HBO has been hit by a major cyber attack, with a network of hackers claiming to have stolen a script from an upcoming Game of Thrones episode.
The group says it has 1.5 terabytes of the broadcaster’s data and has posted an alleged script of episode 4 of the fantasy drama’s seventh season, currently in mid-run. The hackers have also released episodes of shows Ballers and Room 104 online, with threats that more material would be released soon.
HBO hasn’t commented on what data has been stolen, but said in a statement (via Deadline): “HBO recently experienced a cyber incident, which resulted in the compromise of proprietary information.
“We immediately began investigating the incident and are working with law enforcement and outside cybersecurity firms. Data protection is a top priority at HBO, and we take seriously our responsibility to protect the data we hold.”
In an email published by EW, the hackers appeared to offer an interview in exchange for positive coverage of the leak. It read: “Hi to all mankind. The greatest leak of cyber space era is happening. What’s its name? Oh I forget to tell. Its HBO and Game of Thrones……!!!!!! You are lucky to be the first pioneers to witness and download the leak. Enjoy it & spread the words. Whoever spreads well, we will have an interview with him. HBO is falling.”
The email also contained a series of links to leaked material, with promises of more to follow. Overall, the group has claimed 1.5 TB of content has been stolen, and although considerable, is hardly the equivalent of the 100 terabytes of data stolen from Sony in 2014.
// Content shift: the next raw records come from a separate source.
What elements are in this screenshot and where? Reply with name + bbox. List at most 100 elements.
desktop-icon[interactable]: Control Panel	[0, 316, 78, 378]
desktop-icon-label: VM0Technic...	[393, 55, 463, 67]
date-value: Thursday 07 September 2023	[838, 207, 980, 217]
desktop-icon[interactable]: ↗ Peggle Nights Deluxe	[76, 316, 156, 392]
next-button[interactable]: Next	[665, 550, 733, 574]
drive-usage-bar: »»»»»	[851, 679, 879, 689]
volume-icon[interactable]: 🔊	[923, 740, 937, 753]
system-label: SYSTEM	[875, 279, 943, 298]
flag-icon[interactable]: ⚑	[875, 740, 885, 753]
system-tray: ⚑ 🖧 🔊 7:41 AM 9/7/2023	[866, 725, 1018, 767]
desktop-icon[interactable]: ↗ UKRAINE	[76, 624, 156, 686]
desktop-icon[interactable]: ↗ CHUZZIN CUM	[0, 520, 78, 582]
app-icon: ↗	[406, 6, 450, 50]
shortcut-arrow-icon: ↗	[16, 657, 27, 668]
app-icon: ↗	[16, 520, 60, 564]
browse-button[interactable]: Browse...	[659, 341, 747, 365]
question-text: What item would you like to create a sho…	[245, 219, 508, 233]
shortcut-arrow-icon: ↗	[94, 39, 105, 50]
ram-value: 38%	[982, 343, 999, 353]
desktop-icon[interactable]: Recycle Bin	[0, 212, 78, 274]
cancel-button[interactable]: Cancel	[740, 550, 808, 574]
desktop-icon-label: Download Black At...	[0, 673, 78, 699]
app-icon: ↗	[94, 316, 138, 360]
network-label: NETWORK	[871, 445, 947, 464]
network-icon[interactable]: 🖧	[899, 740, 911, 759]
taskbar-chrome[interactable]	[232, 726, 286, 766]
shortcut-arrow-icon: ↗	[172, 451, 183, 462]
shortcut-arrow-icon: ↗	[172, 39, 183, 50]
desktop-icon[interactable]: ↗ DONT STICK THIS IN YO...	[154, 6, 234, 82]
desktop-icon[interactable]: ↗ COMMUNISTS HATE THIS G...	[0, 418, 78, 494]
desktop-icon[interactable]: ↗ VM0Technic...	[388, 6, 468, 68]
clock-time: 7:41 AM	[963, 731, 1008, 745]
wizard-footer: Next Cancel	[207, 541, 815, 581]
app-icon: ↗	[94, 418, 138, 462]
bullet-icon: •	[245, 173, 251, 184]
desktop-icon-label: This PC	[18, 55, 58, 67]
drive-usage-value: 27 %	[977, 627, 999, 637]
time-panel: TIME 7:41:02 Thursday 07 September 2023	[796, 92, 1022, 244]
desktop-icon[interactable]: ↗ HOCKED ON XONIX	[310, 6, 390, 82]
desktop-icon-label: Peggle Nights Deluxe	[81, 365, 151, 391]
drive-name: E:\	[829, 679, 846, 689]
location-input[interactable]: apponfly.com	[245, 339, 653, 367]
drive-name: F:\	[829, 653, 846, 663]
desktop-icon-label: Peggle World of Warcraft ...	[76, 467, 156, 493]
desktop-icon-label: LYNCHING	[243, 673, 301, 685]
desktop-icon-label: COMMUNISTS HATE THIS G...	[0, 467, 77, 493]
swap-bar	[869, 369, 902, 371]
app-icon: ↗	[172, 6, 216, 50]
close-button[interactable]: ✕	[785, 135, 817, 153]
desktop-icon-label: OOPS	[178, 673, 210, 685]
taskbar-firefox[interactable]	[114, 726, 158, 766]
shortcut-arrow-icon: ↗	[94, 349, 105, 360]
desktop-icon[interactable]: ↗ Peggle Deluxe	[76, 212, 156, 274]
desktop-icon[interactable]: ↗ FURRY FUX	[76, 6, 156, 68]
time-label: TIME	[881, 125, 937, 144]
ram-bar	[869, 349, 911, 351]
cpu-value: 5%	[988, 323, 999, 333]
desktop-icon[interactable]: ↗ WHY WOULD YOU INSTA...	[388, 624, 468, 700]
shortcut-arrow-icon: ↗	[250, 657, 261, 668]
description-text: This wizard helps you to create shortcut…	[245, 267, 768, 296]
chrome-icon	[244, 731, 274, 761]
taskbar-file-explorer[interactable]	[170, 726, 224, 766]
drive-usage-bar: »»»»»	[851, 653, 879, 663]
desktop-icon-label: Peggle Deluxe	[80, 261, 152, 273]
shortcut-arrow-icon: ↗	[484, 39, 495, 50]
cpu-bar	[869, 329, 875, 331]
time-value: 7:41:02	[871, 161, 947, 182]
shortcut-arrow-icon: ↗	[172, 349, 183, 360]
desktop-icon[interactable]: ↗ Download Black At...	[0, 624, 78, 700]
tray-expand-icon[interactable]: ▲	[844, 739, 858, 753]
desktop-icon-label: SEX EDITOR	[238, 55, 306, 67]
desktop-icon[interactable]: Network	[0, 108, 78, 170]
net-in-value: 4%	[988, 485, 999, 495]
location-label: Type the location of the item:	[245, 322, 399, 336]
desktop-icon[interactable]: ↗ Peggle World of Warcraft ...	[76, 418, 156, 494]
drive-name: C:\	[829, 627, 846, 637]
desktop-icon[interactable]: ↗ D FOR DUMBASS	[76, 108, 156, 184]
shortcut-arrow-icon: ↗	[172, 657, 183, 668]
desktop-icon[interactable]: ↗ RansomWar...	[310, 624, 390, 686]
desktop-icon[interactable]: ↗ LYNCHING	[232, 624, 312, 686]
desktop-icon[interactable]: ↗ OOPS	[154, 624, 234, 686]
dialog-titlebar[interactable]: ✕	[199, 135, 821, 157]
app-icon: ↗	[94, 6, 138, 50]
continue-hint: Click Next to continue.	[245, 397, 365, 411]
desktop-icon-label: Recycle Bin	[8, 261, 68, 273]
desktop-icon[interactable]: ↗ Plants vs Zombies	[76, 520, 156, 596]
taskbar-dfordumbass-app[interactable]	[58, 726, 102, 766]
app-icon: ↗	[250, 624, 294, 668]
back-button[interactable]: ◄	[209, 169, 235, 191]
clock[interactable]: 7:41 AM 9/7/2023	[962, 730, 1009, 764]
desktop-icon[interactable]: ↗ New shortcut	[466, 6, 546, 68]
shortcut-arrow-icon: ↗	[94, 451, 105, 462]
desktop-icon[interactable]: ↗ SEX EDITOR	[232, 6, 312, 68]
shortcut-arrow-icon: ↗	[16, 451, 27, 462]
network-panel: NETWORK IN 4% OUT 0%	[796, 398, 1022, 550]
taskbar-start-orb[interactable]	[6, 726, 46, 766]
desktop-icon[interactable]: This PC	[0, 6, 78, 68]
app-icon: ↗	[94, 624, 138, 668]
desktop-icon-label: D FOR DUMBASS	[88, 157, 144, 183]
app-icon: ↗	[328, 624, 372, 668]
This isn't the first time Game of Thrones has experienced a leak. In 2015, four episodes of the show were leaked after previews were sent to reviewers, an incident which stopped preview copies being distributed.
Early this year, the latest Pirates of the Caribbean film was stolen by an internet group from Disney, and a network of hackers called ‘The Dark Overlord’ acquired episodes of Orange is the New Black before their Netflix release date. In both of these cases, the hackers held the footage to ransom, a tactic that failed each time.